Multicast routing is one of the routing protocols in IP networking.[1]

Routing schemes
Unicast

Broadcast

Multicast

Anycast

There are several multicast routing protocols supporting communications where data transmission is addressed to a group of destination computers simultaneously: Multicast Source Discovery Protocol, Multicast BGP, Protocol Independent Multicast.[2]

Overview

Multicast routing is a method of transmitting to all subscribers registered in a group by one transmission unlike unicast routing (i.e. OSPF, RIP) which transmits 1: 1 necessary data.[2] To implement the multicast routing, Internet Group Management Protocol (IGMP) and a multicast routing protocol (Reverse-path forwarding, PIM-SM) for registration subscriber grouping and control traffic are required for multicast transmission.[2][3][4] Regarding IP multicast, it is a technique for one-to-many communication over an IP network. IP multicast covers some part of common multicast routing protocol. IP multicast also describe IP multicast software (i.e. VideoLAN,qpimd – PIM Daemon for Quagga, GNUPIM module for the Quagga Routing Suite, UFTP, etc.). The multicast routing is specific and broad range of protocols for layer-3 routing protocol for multicast feature and it is defined in RFC 5110.[5]

Routing mechanism

A multicast routing protocol is a mechanism for constructing a loop-free shortest path from a source host that sends data to the multiple destinations that receives the data. IPv4 uses Class D address (224.0.0.0 ~ 239.255.255.255)[2] IPv6 multicast provides the previous feature of IPv4 and a new IPv6 feature, allowing a host to send a single data stream to a subset of all hosts (group transmission) concurrently.[6] There are four types of Well-Known IPv6 Multicast address range : ff02::1: All IPv6 devices,•ff02::2: All IPv6 routers,•ff02::5: All OSPFv3 routers,•ff02::a: All EIGRP (IPv6) routers.[7][8]

The Multicast tree classification

There are two types of Multicast trees which are the Source-based tree and Group Shared tree.[2] [3]

Source based tree (SBT)

Its SSM (Source Specific Multicast) protocol. The maximum delay is short between End-to-end communication.
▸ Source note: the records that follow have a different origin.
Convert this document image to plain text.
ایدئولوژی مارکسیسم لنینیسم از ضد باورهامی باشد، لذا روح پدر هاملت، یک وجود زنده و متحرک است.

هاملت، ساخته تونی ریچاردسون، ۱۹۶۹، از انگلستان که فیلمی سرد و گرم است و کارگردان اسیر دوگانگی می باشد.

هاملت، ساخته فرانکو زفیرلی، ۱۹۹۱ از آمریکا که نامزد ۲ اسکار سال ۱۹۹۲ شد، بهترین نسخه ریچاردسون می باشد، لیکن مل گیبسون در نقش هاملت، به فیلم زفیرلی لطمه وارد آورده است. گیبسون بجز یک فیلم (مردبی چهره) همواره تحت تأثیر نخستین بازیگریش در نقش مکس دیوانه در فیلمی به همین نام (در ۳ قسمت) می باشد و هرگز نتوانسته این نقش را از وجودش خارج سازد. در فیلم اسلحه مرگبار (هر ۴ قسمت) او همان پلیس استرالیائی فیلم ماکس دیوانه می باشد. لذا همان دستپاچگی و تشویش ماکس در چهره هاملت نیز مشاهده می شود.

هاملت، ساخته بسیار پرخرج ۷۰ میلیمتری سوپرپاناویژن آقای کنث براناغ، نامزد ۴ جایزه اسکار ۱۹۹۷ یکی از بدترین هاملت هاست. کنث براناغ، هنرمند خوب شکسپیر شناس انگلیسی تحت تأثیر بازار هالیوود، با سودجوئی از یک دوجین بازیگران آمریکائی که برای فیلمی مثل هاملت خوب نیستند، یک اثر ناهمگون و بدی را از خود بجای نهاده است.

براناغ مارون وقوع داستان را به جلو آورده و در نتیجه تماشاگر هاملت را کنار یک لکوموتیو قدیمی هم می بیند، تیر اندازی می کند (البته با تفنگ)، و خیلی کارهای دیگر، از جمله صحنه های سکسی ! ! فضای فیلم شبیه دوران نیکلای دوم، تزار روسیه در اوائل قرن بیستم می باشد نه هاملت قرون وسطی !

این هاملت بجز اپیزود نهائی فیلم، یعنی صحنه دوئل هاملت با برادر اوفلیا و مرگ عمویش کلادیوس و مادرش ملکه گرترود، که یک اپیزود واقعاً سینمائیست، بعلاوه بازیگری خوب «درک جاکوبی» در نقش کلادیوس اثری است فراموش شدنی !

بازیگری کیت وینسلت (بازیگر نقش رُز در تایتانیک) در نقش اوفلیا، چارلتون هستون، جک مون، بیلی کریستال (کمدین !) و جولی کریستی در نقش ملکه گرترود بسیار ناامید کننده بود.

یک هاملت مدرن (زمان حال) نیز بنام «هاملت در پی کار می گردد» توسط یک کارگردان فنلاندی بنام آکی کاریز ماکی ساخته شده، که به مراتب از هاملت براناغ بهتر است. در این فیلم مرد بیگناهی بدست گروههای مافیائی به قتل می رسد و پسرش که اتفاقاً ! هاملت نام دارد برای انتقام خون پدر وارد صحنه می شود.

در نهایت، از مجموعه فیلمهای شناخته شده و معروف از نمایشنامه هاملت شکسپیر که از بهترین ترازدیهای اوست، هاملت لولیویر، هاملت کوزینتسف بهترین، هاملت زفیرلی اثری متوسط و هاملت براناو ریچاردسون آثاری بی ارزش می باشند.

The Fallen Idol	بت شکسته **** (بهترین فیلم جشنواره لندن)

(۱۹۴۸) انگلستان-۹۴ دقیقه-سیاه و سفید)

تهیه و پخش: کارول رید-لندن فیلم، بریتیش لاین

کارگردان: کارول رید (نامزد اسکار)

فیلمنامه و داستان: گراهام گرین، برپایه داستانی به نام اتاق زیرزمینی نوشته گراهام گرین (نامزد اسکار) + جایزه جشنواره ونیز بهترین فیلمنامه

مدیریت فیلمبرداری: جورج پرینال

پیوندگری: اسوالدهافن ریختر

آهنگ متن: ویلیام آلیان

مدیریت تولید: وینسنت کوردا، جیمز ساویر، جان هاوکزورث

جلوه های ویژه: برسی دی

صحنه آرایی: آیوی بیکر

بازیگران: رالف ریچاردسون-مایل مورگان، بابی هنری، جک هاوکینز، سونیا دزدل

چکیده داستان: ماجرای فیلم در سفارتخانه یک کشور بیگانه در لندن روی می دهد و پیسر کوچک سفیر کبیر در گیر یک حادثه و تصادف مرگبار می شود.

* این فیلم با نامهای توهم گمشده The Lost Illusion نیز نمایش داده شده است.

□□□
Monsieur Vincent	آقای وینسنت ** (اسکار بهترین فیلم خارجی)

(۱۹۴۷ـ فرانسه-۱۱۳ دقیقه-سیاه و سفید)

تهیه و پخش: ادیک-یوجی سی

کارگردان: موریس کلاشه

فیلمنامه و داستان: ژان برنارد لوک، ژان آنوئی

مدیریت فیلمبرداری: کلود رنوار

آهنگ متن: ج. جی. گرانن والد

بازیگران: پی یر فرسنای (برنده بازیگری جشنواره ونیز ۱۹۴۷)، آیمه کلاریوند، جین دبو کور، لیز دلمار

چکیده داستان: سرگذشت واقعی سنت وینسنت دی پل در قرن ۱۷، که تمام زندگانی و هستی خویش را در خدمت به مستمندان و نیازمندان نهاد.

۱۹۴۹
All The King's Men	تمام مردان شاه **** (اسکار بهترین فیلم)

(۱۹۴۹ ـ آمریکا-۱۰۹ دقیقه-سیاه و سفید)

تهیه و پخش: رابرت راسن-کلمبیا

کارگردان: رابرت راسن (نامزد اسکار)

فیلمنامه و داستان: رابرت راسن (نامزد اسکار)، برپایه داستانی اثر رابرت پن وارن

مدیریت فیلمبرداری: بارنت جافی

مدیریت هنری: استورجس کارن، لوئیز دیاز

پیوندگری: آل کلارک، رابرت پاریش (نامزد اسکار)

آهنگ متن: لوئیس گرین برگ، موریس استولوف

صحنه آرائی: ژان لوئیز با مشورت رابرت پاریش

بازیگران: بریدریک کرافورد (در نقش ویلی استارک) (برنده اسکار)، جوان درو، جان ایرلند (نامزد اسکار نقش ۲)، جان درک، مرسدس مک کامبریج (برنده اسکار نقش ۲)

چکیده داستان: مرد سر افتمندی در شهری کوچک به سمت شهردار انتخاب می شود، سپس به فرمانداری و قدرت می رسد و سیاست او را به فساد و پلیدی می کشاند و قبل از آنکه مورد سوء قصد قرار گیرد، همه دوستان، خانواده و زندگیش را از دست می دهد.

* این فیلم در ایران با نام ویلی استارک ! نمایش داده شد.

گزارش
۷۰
It has poor scalability. (it is difficult to apply large network) Supported protocols include DVMRP, MOSPF, PIM-DM[2][3]

Group Shared tree

It is Core-Based Tree, selecting one router in the network as the root and transmitting information through the root router. Maximum delay in the tree is longer than SBT(Source-based tree), The core router manages all the information, and the remaining routers manage the direction of the core and the multicast information requested by the current neighboring router. it has a Good Scalability (applicable to large networks). Supported protocols include CBT, PIM-SM, etc.[2][3]